Church of St. Barbara

In the mountains of Capoterra, a few kilometers from the town, stands the small church of Santa Barbara Vergine e Martire Cagliaritana. Erected in 1280 at the expense of the archbishop of Cagliari Gallo, it was enlarged in 1739 to worthily accommodate the Saint’s devotees, who were growing in number after her relics were rediscovered in Cagliari on June 23, 1620. The Romanesque structure is characterized by its exuberant ornamentation with hanging arches, simple or lobed, on corbels with geometric, phytomorphic or figured decorations, but especially by the presence of numerous nests for ceramic basins in the Pisan fashion, more than seventy, of which only four are still preserved. The high altar, in polychrome inlaid marble, was built at various times between 1739 and 1804. The statue of the saint, in polychrome wood, is an interesting product of a Cagliari workshop datable to the early decades of the 19th century.

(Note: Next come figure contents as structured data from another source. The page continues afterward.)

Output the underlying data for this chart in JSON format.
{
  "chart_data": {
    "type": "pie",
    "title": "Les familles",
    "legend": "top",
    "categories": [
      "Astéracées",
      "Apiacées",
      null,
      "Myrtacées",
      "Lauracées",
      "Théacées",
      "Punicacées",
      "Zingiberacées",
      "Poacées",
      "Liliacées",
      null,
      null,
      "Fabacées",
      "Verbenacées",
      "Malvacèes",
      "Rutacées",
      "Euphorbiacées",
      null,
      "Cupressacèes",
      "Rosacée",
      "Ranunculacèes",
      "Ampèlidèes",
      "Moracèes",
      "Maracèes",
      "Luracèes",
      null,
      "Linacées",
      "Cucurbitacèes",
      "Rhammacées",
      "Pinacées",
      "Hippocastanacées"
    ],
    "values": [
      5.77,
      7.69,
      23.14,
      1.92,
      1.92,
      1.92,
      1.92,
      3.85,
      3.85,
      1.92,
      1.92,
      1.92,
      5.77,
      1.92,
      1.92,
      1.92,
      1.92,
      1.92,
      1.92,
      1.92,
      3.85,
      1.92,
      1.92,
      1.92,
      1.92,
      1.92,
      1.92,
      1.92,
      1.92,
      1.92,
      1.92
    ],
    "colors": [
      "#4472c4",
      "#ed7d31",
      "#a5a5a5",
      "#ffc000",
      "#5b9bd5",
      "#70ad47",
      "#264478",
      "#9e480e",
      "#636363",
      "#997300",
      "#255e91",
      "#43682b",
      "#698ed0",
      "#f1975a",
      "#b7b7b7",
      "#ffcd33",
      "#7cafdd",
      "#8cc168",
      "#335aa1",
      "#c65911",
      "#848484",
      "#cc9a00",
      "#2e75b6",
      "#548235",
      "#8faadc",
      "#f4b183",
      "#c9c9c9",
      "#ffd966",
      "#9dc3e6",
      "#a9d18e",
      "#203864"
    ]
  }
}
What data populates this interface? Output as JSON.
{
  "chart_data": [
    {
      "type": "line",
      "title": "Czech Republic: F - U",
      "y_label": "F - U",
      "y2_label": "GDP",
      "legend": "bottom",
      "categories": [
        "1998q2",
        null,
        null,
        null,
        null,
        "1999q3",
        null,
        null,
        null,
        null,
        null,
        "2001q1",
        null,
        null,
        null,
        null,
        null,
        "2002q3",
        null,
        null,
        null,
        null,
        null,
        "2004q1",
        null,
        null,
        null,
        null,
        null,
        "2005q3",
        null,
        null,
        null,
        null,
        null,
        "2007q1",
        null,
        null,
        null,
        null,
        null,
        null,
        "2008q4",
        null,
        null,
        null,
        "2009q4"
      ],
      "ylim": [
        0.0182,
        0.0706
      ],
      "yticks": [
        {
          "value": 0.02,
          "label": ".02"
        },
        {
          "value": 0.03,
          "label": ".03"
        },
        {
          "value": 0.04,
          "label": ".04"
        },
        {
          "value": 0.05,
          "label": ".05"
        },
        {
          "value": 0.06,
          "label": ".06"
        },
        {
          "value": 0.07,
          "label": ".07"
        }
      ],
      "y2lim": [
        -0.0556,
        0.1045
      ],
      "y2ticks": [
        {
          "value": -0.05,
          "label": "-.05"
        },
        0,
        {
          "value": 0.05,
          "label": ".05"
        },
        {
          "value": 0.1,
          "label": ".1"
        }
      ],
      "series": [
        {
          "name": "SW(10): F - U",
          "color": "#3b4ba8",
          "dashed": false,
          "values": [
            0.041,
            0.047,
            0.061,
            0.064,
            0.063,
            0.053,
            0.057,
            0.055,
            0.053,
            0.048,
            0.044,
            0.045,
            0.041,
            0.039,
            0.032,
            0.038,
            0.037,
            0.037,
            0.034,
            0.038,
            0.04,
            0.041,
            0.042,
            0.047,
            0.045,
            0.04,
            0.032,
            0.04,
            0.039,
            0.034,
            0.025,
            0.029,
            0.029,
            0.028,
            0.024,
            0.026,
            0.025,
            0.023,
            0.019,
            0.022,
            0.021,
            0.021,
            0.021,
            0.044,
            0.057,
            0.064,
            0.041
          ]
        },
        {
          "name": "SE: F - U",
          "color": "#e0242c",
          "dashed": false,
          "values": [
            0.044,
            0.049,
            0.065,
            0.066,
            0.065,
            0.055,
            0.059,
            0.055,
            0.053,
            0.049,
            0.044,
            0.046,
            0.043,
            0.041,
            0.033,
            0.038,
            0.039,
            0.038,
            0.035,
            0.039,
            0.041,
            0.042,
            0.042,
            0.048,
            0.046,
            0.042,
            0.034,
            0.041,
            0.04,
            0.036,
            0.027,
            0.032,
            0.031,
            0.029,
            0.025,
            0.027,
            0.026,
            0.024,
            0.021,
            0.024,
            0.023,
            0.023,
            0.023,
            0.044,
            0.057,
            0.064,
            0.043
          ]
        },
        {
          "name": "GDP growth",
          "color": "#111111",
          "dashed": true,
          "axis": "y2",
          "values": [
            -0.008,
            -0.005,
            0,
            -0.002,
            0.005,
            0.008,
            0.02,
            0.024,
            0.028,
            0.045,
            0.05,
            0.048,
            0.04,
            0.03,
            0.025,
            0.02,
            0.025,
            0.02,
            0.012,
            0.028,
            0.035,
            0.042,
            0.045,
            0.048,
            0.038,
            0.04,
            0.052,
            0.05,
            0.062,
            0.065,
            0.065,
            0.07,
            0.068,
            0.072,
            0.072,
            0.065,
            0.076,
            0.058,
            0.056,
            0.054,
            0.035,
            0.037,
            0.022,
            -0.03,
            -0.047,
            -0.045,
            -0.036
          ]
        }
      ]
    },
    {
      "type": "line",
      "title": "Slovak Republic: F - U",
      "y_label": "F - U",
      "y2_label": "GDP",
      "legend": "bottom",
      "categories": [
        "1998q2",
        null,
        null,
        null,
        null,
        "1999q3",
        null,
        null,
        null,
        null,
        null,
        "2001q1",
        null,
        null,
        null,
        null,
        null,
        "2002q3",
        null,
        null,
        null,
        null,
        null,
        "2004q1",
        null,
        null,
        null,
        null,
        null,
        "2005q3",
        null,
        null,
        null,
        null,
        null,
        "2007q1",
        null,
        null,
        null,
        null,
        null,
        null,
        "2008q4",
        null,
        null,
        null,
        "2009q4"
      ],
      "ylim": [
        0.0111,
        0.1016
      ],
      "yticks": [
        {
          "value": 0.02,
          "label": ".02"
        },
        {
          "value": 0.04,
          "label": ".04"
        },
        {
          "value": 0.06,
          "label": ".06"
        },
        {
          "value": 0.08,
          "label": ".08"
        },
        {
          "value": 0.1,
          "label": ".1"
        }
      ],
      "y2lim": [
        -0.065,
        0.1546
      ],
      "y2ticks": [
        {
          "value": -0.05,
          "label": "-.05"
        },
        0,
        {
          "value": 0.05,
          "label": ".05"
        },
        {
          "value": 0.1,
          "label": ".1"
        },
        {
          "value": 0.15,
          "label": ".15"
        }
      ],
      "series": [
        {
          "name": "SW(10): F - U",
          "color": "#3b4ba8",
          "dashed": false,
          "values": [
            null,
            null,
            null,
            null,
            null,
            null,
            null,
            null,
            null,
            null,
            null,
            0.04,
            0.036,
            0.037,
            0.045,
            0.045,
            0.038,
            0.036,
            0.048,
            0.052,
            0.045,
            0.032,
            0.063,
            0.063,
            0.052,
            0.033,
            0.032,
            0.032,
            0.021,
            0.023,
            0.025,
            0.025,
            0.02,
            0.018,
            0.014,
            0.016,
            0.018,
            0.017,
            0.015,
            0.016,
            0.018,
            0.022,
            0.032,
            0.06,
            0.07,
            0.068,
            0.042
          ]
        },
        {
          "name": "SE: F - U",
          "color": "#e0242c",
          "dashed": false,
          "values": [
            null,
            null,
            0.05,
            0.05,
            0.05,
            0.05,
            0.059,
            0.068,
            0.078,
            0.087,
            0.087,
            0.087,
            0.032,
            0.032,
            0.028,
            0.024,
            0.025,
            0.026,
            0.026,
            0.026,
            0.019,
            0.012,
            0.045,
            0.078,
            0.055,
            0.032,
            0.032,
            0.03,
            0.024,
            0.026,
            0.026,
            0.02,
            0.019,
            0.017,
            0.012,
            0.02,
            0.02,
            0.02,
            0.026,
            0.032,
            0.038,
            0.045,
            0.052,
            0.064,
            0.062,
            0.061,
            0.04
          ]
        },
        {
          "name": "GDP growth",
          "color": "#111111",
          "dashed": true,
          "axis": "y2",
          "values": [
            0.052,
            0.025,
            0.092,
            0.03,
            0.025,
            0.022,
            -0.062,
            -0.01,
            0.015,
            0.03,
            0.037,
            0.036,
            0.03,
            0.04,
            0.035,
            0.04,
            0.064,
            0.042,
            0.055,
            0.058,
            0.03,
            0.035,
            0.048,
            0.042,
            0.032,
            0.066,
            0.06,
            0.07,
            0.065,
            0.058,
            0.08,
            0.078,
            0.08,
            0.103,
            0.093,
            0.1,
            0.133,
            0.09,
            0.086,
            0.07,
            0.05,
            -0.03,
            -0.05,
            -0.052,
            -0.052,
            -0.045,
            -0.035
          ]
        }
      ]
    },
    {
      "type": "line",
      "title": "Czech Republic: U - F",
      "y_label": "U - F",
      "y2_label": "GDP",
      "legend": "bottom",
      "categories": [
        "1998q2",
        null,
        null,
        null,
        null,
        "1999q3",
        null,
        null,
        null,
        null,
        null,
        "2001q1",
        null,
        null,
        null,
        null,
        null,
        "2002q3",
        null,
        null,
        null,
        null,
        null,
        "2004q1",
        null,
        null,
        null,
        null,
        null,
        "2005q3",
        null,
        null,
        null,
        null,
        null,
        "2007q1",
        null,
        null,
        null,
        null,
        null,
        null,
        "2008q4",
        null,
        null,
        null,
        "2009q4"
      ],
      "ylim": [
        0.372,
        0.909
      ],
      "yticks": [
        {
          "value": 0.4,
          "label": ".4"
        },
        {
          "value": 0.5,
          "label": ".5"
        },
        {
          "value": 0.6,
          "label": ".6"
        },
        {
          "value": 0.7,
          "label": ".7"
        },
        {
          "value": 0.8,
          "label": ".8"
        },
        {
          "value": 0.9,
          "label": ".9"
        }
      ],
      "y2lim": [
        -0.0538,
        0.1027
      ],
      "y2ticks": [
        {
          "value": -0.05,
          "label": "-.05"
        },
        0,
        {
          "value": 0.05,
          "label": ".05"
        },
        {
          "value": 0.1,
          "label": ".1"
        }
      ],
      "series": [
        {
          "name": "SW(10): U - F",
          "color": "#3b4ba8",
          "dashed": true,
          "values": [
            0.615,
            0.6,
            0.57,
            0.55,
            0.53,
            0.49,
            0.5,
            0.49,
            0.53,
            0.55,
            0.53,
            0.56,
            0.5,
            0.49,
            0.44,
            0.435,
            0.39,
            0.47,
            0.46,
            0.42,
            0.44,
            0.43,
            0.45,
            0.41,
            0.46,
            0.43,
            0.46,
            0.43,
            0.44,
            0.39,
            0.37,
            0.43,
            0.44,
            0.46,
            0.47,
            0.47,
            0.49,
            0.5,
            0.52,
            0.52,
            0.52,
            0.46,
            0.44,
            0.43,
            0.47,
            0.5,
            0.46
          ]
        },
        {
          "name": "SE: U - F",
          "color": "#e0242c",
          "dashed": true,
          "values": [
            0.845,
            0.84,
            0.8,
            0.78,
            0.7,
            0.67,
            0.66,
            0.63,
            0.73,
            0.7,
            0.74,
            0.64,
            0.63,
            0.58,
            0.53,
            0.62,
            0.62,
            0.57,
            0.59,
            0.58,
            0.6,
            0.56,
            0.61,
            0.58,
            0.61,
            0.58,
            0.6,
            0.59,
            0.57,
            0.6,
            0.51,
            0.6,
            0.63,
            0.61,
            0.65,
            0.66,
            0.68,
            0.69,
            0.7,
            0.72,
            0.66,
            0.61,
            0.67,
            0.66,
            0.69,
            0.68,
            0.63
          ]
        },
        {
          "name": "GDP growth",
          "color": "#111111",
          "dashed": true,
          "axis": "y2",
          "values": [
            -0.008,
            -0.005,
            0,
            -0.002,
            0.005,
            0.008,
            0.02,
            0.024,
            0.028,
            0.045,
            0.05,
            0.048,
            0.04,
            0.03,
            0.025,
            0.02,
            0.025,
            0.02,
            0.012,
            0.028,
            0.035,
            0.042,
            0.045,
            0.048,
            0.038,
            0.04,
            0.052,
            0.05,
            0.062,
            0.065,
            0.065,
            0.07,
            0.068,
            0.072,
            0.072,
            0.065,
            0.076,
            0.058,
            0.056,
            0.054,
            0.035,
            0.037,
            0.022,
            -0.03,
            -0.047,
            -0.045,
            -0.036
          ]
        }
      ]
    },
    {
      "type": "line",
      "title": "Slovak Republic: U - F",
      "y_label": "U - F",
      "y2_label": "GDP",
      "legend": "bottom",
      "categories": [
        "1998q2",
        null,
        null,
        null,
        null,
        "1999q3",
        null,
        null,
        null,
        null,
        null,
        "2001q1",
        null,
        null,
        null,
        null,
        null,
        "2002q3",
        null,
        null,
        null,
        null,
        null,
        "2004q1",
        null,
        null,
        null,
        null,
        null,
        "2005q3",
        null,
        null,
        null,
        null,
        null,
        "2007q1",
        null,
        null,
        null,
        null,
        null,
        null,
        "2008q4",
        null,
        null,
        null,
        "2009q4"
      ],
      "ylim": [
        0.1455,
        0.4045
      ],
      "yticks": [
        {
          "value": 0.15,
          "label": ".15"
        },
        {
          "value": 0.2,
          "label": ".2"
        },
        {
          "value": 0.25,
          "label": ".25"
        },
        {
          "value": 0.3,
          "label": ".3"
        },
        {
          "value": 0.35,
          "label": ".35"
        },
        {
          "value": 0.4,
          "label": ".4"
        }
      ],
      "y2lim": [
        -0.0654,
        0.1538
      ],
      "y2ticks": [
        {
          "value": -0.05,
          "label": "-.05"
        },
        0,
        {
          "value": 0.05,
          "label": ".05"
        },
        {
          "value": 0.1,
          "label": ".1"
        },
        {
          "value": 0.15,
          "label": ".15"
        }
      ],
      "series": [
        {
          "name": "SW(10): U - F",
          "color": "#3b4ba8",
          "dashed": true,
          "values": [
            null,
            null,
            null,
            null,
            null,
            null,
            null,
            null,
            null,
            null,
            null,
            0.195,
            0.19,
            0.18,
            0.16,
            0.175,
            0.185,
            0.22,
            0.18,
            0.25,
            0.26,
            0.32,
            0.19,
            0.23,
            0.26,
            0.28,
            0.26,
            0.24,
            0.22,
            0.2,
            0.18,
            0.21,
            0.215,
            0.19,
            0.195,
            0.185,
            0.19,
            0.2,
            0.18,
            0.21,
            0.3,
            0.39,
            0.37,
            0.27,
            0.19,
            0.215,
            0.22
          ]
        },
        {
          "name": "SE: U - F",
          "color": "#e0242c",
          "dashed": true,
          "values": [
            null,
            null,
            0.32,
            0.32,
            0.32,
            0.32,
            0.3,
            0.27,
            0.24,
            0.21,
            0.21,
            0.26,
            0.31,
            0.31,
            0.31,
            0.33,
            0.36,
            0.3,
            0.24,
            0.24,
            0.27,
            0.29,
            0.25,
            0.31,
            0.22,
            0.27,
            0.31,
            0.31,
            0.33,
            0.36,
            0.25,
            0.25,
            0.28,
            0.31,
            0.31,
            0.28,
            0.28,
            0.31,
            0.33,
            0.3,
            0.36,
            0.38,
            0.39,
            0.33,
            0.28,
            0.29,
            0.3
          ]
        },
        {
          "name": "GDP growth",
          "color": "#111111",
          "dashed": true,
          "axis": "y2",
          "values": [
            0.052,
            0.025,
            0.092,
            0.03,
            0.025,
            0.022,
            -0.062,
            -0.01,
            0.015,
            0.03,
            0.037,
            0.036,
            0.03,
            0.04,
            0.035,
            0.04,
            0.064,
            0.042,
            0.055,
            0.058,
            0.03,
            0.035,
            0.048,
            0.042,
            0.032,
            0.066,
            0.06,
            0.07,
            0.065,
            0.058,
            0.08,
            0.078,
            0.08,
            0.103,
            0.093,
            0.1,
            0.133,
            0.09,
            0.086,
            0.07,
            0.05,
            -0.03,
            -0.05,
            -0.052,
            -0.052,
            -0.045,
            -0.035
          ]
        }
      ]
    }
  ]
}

A short distance from the church, a little further upstream, is the Sa Scabitzada spring, which, according to legend, began to gush forth at the moment when Santa Barbara’s head, thrust out by the executioner’s sword blow, fell to the ground. It still turns out to be a destination of continuous and devout pilgrimage, although the tragic flood of October 22, 2008, almost completely destroyed the small chapel that, between the 14th and 17th centuries, had been built to protect it.